Claudio Ferrufino-Coqueugniot
Cuicuilco pintada de naranja. El Xitle, volcán, pero en realidad malévolo djinn del otro lado del mundo, la cubre con tonalidades de fuego. Corría el año 100 o el 150 d.C. Si eran toltecas o mexicas poco importa. México no es para hablarlo sino para pensarlo, acariciar la cacha marfileña de un revólver grande como guitarrón o llorar, antes de que se vaya, a la que se fue. Dura contradicción, vivir entre exterior e inframundo, en brazos de cualquier chata de Tlalpan o acogido y masticado por el sombrío Mictlantecuhtli. Calaveras con lengua de serpiente. Eisenstein que entrega arte y culo en nombre de la piedra antigua. Lágrimas de sangre, sangre color de agua.
Para ello, por el líquido, saco la copa, vaso de cerveza en realidad, que robé de un bar de Sarajevo. No pienso, miro el cielo, albañiles como alfileres al arbitrio del viento montañés. Suena el klezmer, me acaba de llegar el disco desde Denver, junto a trova de Santiago de Cuba y música bosnia. Copa de cuando creía en el amor, diría en insulso dramatismo. Aún creo en él desde antes del nacimiento. Nací con él a cuestas y así me moriré con hermoso bagaje de memorias y bolsas multicolores de Papá Noel, lleno de ilusiones y exceso de llanto que fácilmente se transforma en contento.
Georg Trakl:
De noche me hallaba en un brezal,
Tieso de mugre y polvo de estrellas.
Entre las hojas de avellana
Los ángeles de cristal seguían sonando.
Ese mugido, sonido ronco, imita el de los búfalos de la floresta en Rusia Blanca o es el urogallo escondido en el brezal que intenta confundirnos, distraernos, para que no descubramos a los hombres siguiendo la melodía del clarinete. ¿Gitanos tocando klezmer? Mayores maravillas se han visto en los caminos de tierra de Moldavia, que parecen los de Sacaba anciana, del tiempo en que se fabricaban adobes con tonos de chicha pálida.
Sobre la mesa descansan restos de comidas varias que se irán pronto camino del ascensor. La noche avanza con sigilo, semejara que no desea dormirse. Una mujer escribe un poema a un hombre; de belleza magnífica, palabras hiladas en oro, más brillantes de cuando Tetis vestía a su hijo Aquiles con la armadura de Vulcano. Qué no haría yo si ella me escribiera algo así. Me volvería Lucifer y al abismo me tiro. Rubíes devorados como cerezas, diamantes sus ojos romboides sin llegar a las fronteras de China. Agarra el teclado, que alguna vez fue pluma, la luz que solía ser tinta, y dime aunque sea un poco de lo que destellas para otro. Me acostaré entonces a vera del Río Amarillo e imaginaré que me pican víboras de cascabel que extrañamente llevan cuernos a usanza de los brujos kiowa. Hoy mi oscuridad tiene contextos luminosos, no hay desgarros y la pesadumbre se ha hecho juego de niños, serpentinas de carnaval en la fiesta del socavón.

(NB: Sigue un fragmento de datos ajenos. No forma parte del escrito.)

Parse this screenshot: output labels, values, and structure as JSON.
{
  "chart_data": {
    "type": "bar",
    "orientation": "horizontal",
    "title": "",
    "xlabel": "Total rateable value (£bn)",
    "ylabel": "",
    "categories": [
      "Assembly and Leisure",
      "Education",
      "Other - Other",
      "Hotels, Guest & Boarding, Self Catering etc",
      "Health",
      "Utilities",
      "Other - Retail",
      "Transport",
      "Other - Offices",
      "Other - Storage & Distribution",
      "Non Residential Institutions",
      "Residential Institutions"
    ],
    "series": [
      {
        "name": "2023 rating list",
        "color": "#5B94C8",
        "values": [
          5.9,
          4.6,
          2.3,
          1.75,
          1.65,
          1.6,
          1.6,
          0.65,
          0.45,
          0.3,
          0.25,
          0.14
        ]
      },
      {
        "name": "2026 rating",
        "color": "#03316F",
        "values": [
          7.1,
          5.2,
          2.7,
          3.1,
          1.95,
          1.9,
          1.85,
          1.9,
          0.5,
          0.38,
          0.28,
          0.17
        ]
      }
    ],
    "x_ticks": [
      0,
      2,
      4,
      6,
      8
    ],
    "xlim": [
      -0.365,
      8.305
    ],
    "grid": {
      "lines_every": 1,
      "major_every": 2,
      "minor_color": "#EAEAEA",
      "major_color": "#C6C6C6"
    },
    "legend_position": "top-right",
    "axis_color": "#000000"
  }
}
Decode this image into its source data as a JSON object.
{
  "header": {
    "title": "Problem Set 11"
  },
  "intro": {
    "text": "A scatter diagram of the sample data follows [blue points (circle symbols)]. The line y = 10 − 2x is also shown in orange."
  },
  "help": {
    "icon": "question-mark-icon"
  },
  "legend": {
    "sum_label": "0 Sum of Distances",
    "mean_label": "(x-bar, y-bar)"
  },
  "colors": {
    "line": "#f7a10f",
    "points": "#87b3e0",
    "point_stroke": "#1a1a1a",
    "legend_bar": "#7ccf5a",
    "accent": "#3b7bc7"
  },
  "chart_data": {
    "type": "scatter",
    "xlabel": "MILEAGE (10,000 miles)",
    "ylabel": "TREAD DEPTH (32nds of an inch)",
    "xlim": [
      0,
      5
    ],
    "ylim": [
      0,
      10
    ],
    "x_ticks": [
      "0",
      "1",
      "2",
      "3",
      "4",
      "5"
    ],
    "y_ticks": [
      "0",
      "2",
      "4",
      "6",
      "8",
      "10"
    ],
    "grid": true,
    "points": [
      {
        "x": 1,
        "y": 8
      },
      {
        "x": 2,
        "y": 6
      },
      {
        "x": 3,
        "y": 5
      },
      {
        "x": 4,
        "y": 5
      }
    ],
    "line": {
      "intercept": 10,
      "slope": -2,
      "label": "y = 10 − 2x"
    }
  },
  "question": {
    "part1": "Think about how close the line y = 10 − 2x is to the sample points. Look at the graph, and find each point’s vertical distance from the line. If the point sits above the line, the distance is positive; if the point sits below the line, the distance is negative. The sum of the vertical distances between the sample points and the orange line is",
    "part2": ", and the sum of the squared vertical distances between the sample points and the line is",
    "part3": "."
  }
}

Un camión empolvado atraviesa el pueblo de Cuchu Ingenio subiendo hacia el gran Potosí. Tiene carga de quesos fundidos y dulces de membrillo y batata enlatados. Un antropólogo argentino y dos mujeres de la misma nacionalidad que incluso detrás del polvo se ven bellas. Rara carga que pasó por Cotagaita.
La hermana muerta fuma cigarrillo tras cigarrillo. Lo mezcla con Coca Cola y papa frita. Mala recomendación, le advierten. Ella enciende otro y mira hacia el oeste por donde se ahoga el sol. Por donde pereció el cometa Kohoutek hace tanto ya que es demasiado.
Medio hombre, literal, vende desde una carretilla caramelos y chocolates en la calle Jordán. Lo veo a menudo cuando paso a comprar productos de los menonitas. Alguna vez lo he visto ebrio; mujer e hijo empujan la carretilla camino de una casucha de extramuros. Medio hombre tendrá solo medios sueños, me pregunto. O sus sueños serán más largos y extensos que las piernas que perdió. No lo sabré, supongo, pero en la calle Jordán, cerca del edificio de la renta interna, agita entre los dedos miskibolas.
Cargo el vaso de Sarajevo de vacío. Lleno ya está de recuerdo, no le queda espacio. Paradojas del amor.